Sencillamente, se adquiere de inmediato al ponerse alguien un delantal y sortear un par de mesas en, por ejemplo, una terraza. Es automático. Espontáneo.

Es, además, útil en la mayoría de las situaciones que se producen durante el desarrollo de la profesión.

Sin embargo, en el caso que nos ocupa no se da la circunstancia de poder usar la tan imprescindible habilidad. De hecho, ni siquiera era necesario explicarla al efecto de introducir la historia, pero no he querido dejar pasar la oportunidad de restregar al lector una capacidad en la que yo destaco y tú, pobre diablo, no.

En realidad, en esta entrada pretendía hablar de mi experiencia como víctima de crímenes y robos mientras estuve al servicio de Cannelle, el café francés del que he hablado en alguna otra ocasión (Capítulo 1o).

A lo mejor, decir que yo fui la víctima es un poco egocéntrico pero, como trabajador de la empresa, cualquier ataque a un cliente o al propio negocio lo considero un agravio personal. 

¡Qué coño va a ser egocéntrico, hombre! 

En realidad, cuando roban a un cliente, ya sea habitual o esporádico, la afrenta se me está haciendo a mí, como abnegado empleado, implicado e involucrado con la compañía.
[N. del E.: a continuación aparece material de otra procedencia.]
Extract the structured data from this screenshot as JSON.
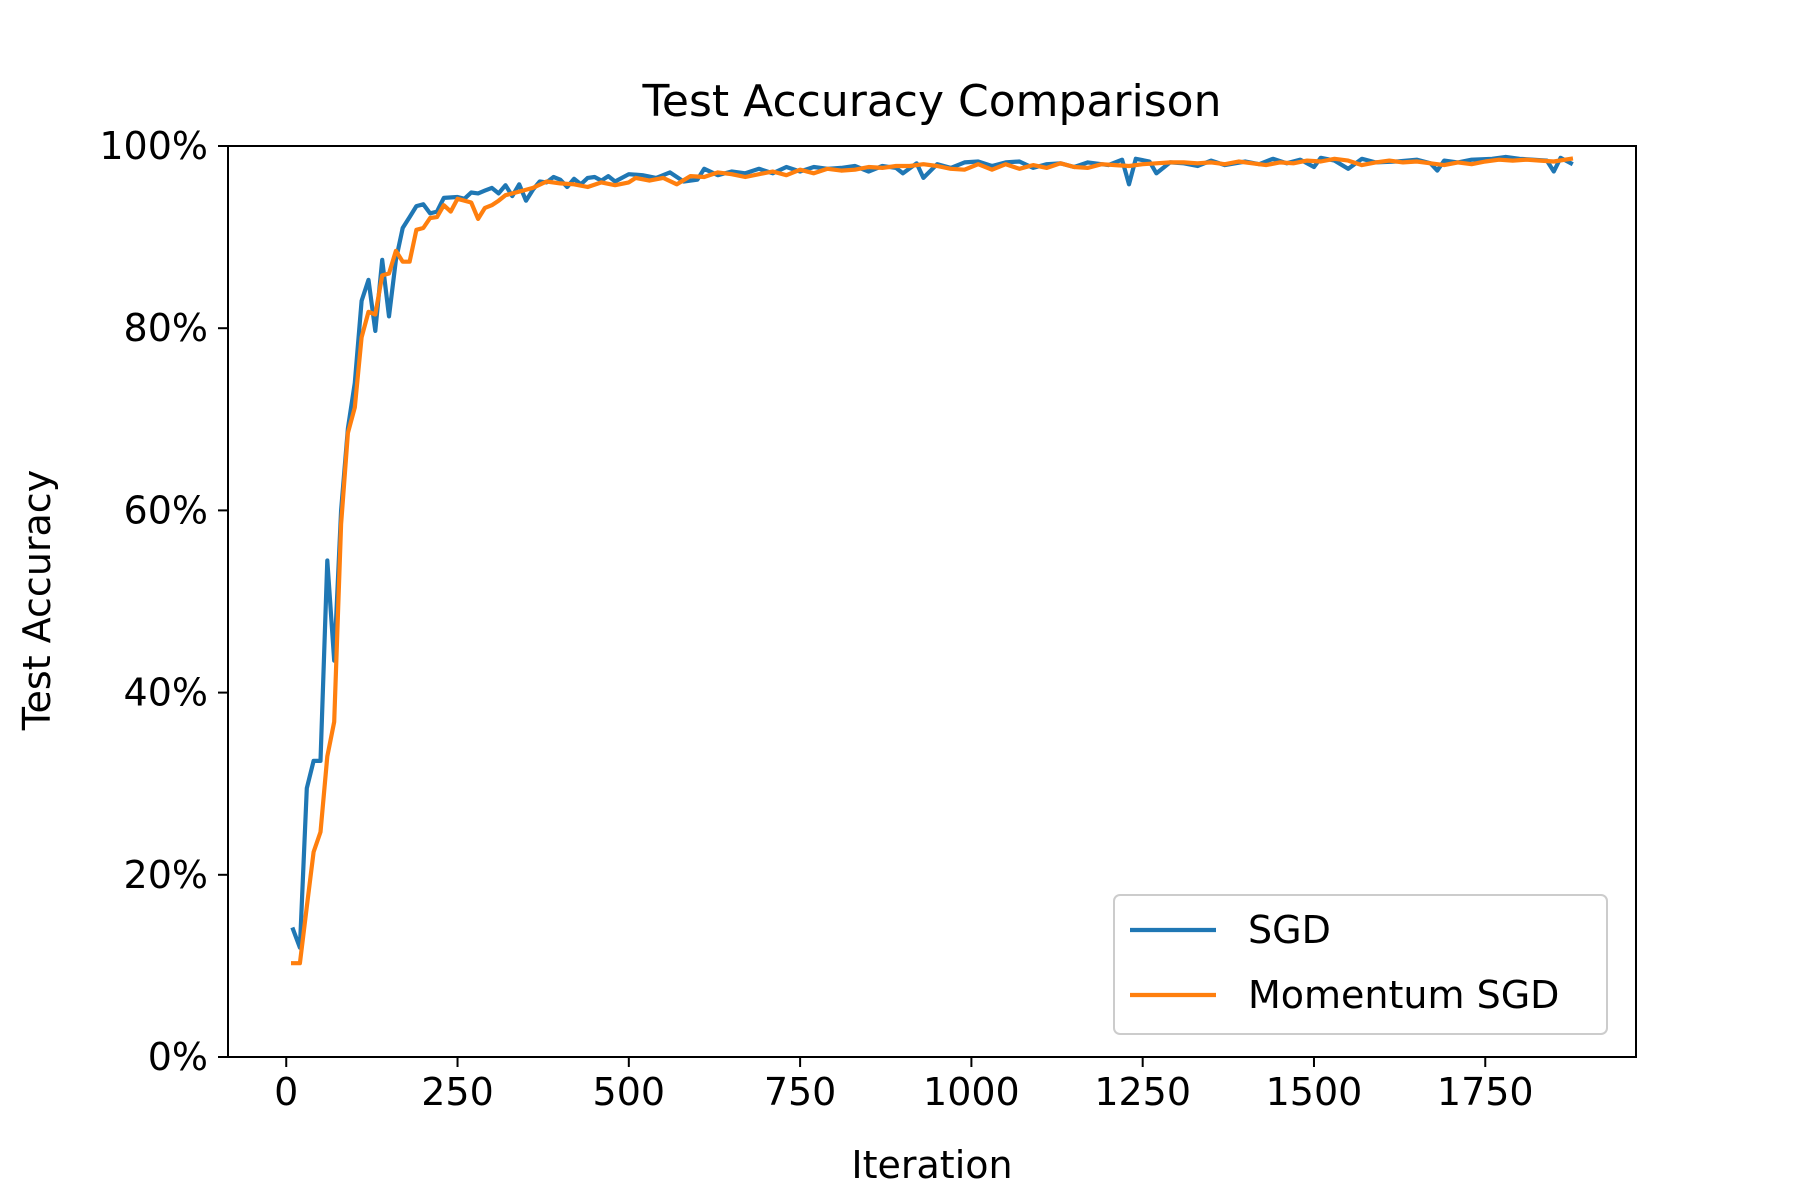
{
  "chart_data": {
    "type": "line",
    "title": "Test Accuracy Comparison",
    "xlabel": "Iteration",
    "ylabel": "Test Accuracy",
    "xlim": [
      -85,
      1970
    ],
    "ylim": [
      0,
      1
    ],
    "x_ticks": [
      0,
      250,
      500,
      750,
      1000,
      1250,
      1500,
      1750
    ],
    "x_tick_labels": [
      "0",
      "250",
      "500",
      "750",
      "1000",
      "1250",
      "1500",
      "1750"
    ],
    "y_ticks": [
      0,
      0.2,
      0.4,
      0.6,
      0.8,
      1.0
    ],
    "y_tick_labels": [
      "0%",
      "20%",
      "40%",
      "60%",
      "80%",
      "100%"
    ],
    "grid": false,
    "legend_position": "lower-right",
    "series": [
      {
        "name": "SGD",
        "color": "#1f77b4",
        "points": [
          [
            10,
            0.14
          ],
          [
            20,
            0.12
          ],
          [
            30,
            0.295
          ],
          [
            40,
            0.325
          ],
          [
            50,
            0.325
          ],
          [
            60,
            0.545
          ],
          [
            70,
            0.435
          ],
          [
            80,
            0.6
          ],
          [
            90,
            0.69
          ],
          [
            100,
            0.74
          ],
          [
            110,
            0.83
          ],
          [
            120,
            0.853
          ],
          [
            130,
            0.797
          ],
          [
            140,
            0.875
          ],
          [
            150,
            0.813
          ],
          [
            160,
            0.875
          ],
          [
            170,
            0.91
          ],
          [
            180,
            0.922
          ],
          [
            190,
            0.934
          ],
          [
            200,
            0.936
          ],
          [
            210,
            0.926
          ],
          [
            220,
            0.928
          ],
          [
            230,
            0.943
          ],
          [
            250,
            0.944
          ],
          [
            260,
            0.942
          ],
          [
            270,
            0.949
          ],
          [
            280,
            0.948
          ],
          [
            290,
            0.951
          ],
          [
            300,
            0.954
          ],
          [
            310,
            0.948
          ],
          [
            320,
            0.957
          ],
          [
            330,
            0.945
          ],
          [
            340,
            0.958
          ],
          [
            350,
            0.94
          ],
          [
            360,
            0.952
          ],
          [
            370,
            0.961
          ],
          [
            380,
            0.96
          ],
          [
            390,
            0.966
          ],
          [
            400,
            0.963
          ],
          [
            410,
            0.955
          ],
          [
            420,
            0.964
          ],
          [
            430,
            0.958
          ],
          [
            440,
            0.965
          ],
          [
            450,
            0.966
          ],
          [
            460,
            0.962
          ],
          [
            470,
            0.967
          ],
          [
            480,
            0.961
          ],
          [
            500,
            0.969
          ],
          [
            520,
            0.968
          ],
          [
            540,
            0.965
          ],
          [
            560,
            0.971
          ],
          [
            580,
            0.961
          ],
          [
            600,
            0.963
          ],
          [
            610,
            0.975
          ],
          [
            630,
            0.968
          ],
          [
            650,
            0.972
          ],
          [
            670,
            0.97
          ],
          [
            690,
            0.975
          ],
          [
            710,
            0.97
          ],
          [
            730,
            0.977
          ],
          [
            750,
            0.972
          ],
          [
            770,
            0.977
          ],
          [
            790,
            0.975
          ],
          [
            810,
            0.976
          ],
          [
            830,
            0.978
          ],
          [
            850,
            0.972
          ],
          [
            870,
            0.978
          ],
          [
            890,
            0.976
          ],
          [
            900,
            0.97
          ],
          [
            920,
            0.981
          ],
          [
            930,
            0.965
          ],
          [
            950,
            0.98
          ],
          [
            970,
            0.976
          ],
          [
            990,
            0.982
          ],
          [
            1010,
            0.983
          ],
          [
            1030,
            0.978
          ],
          [
            1050,
            0.982
          ],
          [
            1070,
            0.983
          ],
          [
            1090,
            0.976
          ],
          [
            1110,
            0.98
          ],
          [
            1130,
            0.981
          ],
          [
            1150,
            0.977
          ],
          [
            1170,
            0.982
          ],
          [
            1200,
            0.979
          ],
          [
            1220,
            0.985
          ],
          [
            1230,
            0.958
          ],
          [
            1240,
            0.986
          ],
          [
            1260,
            0.983
          ],
          [
            1270,
            0.97
          ],
          [
            1290,
            0.982
          ],
          [
            1310,
            0.981
          ],
          [
            1330,
            0.978
          ],
          [
            1350,
            0.984
          ],
          [
            1370,
            0.979
          ],
          [
            1400,
            0.983
          ],
          [
            1420,
            0.98
          ],
          [
            1440,
            0.986
          ],
          [
            1460,
            0.981
          ],
          [
            1480,
            0.985
          ],
          [
            1500,
            0.977
          ],
          [
            1510,
            0.987
          ],
          [
            1530,
            0.984
          ],
          [
            1550,
            0.975
          ],
          [
            1570,
            0.986
          ],
          [
            1590,
            0.982
          ],
          [
            1620,
            0.983
          ],
          [
            1650,
            0.985
          ],
          [
            1670,
            0.981
          ],
          [
            1680,
            0.973
          ],
          [
            1690,
            0.984
          ],
          [
            1710,
            0.982
          ],
          [
            1730,
            0.985
          ],
          [
            1760,
            0.986
          ],
          [
            1780,
            0.988
          ],
          [
            1800,
            0.986
          ],
          [
            1820,
            0.985
          ],
          [
            1840,
            0.984
          ],
          [
            1850,
            0.972
          ],
          [
            1860,
            0.987
          ],
          [
            1875,
            0.981
          ]
        ]
      },
      {
        "name": "Momentum SGD",
        "color": "#ff7f0e",
        "points": [
          [
            10,
            0.103
          ],
          [
            20,
            0.103
          ],
          [
            30,
            0.165
          ],
          [
            40,
            0.225
          ],
          [
            50,
            0.247
          ],
          [
            60,
            0.33
          ],
          [
            70,
            0.368
          ],
          [
            80,
            0.585
          ],
          [
            90,
            0.685
          ],
          [
            100,
            0.713
          ],
          [
            110,
            0.79
          ],
          [
            120,
            0.818
          ],
          [
            130,
            0.815
          ],
          [
            140,
            0.858
          ],
          [
            150,
            0.86
          ],
          [
            160,
            0.885
          ],
          [
            170,
            0.873
          ],
          [
            180,
            0.873
          ],
          [
            190,
            0.908
          ],
          [
            200,
            0.91
          ],
          [
            210,
            0.921
          ],
          [
            220,
            0.922
          ],
          [
            230,
            0.935
          ],
          [
            240,
            0.928
          ],
          [
            250,
            0.942
          ],
          [
            270,
            0.938
          ],
          [
            280,
            0.92
          ],
          [
            290,
            0.932
          ],
          [
            300,
            0.935
          ],
          [
            310,
            0.94
          ],
          [
            320,
            0.946
          ],
          [
            340,
            0.95
          ],
          [
            360,
            0.954
          ],
          [
            380,
            0.961
          ],
          [
            400,
            0.959
          ],
          [
            420,
            0.958
          ],
          [
            440,
            0.955
          ],
          [
            460,
            0.96
          ],
          [
            480,
            0.957
          ],
          [
            500,
            0.96
          ],
          [
            510,
            0.965
          ],
          [
            530,
            0.962
          ],
          [
            550,
            0.965
          ],
          [
            570,
            0.958
          ],
          [
            590,
            0.967
          ],
          [
            610,
            0.966
          ],
          [
            630,
            0.971
          ],
          [
            650,
            0.969
          ],
          [
            670,
            0.966
          ],
          [
            690,
            0.969
          ],
          [
            710,
            0.972
          ],
          [
            730,
            0.968
          ],
          [
            750,
            0.974
          ],
          [
            770,
            0.97
          ],
          [
            790,
            0.975
          ],
          [
            810,
            0.973
          ],
          [
            830,
            0.974
          ],
          [
            850,
            0.977
          ],
          [
            870,
            0.976
          ],
          [
            890,
            0.978
          ],
          [
            910,
            0.978
          ],
          [
            930,
            0.98
          ],
          [
            950,
            0.978
          ],
          [
            970,
            0.975
          ],
          [
            990,
            0.974
          ],
          [
            1010,
            0.98
          ],
          [
            1030,
            0.974
          ],
          [
            1050,
            0.98
          ],
          [
            1070,
            0.975
          ],
          [
            1090,
            0.979
          ],
          [
            1110,
            0.976
          ],
          [
            1130,
            0.981
          ],
          [
            1150,
            0.977
          ],
          [
            1170,
            0.976
          ],
          [
            1190,
            0.98
          ],
          [
            1210,
            0.979
          ],
          [
            1230,
            0.978
          ],
          [
            1250,
            0.98
          ],
          [
            1270,
            0.981
          ],
          [
            1290,
            0.982
          ],
          [
            1310,
            0.982
          ],
          [
            1330,
            0.981
          ],
          [
            1350,
            0.982
          ],
          [
            1370,
            0.98
          ],
          [
            1390,
            0.983
          ],
          [
            1410,
            0.981
          ],
          [
            1430,
            0.979
          ],
          [
            1450,
            0.982
          ],
          [
            1470,
            0.981
          ],
          [
            1490,
            0.984
          ],
          [
            1510,
            0.983
          ],
          [
            1530,
            0.986
          ],
          [
            1550,
            0.984
          ],
          [
            1570,
            0.979
          ],
          [
            1590,
            0.982
          ],
          [
            1610,
            0.984
          ],
          [
            1630,
            0.982
          ],
          [
            1650,
            0.983
          ],
          [
            1670,
            0.981
          ],
          [
            1690,
            0.979
          ],
          [
            1710,
            0.982
          ],
          [
            1730,
            0.98
          ],
          [
            1750,
            0.983
          ],
          [
            1770,
            0.985
          ],
          [
            1790,
            0.984
          ],
          [
            1810,
            0.985
          ],
          [
            1830,
            0.984
          ],
          [
            1850,
            0.983
          ],
          [
            1875,
            0.986
          ]
        ]
      }
    ]
  }
}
No digamos, ya, si lo que se roba son los mismos ingresos que yo he ayudado a meter en la caja, billete a billete. Pound a pound.

Un sábado por la tarde en el que las tiendas de Oxford St., al lado de la cafetería, están llenas de compradores compulsivos, atiborradas de turistas indecentemente adictos al gasto, atestadas de cuerpos sudorosos, trémulos y excitados, hacinados los comercios, devorados los escaparates por miradas de loco.

Una descripción que responde, con precisión, igual a un lunes por la mañana, un martes de invierno o un jueves de mayo.

Se acerca una pareja al mostrador que se acaba de levantar de una mesa en la que, sin haber notado nada, les han distraído el bolso.

Damos la voz de alarma, pero con tranquilidad. Avisamos a los bobbies que se apresuran entre ladridos, las lenguas colgando por debajo del cuello del uniforme y jadeando, para tomar nota de la denuncia.

Se trata de cacos con un modus operandi tradicional y muy conocido en la zona. Tan acostumbrados están, que incluso tienen fotos con los sospechosos que nos enseñan e inmediatamente reconocemos:

- ¿Son estos?
- Estos son. Pero vestido de otra manera, como turistas. 

En eso, precisamente, consiste su sofisticada técnica. Son maestros del camuflaje, británicos Mortadelos del hampa. Se trata de una pareja que entra en el establecimiento, se sienta a una mesa, acude a algún otro cliente en una pretendida búsqueda de información sobre algún punto interesante en la ciudad para, disimuladamente, robar el bolso del incauto, mientras éste se desvive por proporcionar la explicación solicitada. 

Mis compañeros y yo mismo, aturdidos y enojados, tomamos buena nota mental del procedimiento, así como del retrato de los malhechores para impedir, en un futuro, que una situación tan irritante se repita.

El futuro llega al cabo de un tiempo indeterminado, avisando tan poco de su llegada como los puñeteros delincuentes, de quienes volvemos a tener noticia cuando otro cliente viene a dar la voz de alarma al percibir la ausencia de parte de sus pertenencias.

De forma inmediata, mis compañeros y yo nos miramos asombrados de estar reconociendo, sin habernos percatado antes, a los carteristas. Cuando ya se han ido, claro. 

Así que era de eso, de lo que nos sonaban...


Si de algo me sirvió aquella experiencia, fue para entender que Sir Arthur Connan Doyle y Agatha Christie sólo podían ser originarios de ese terruño.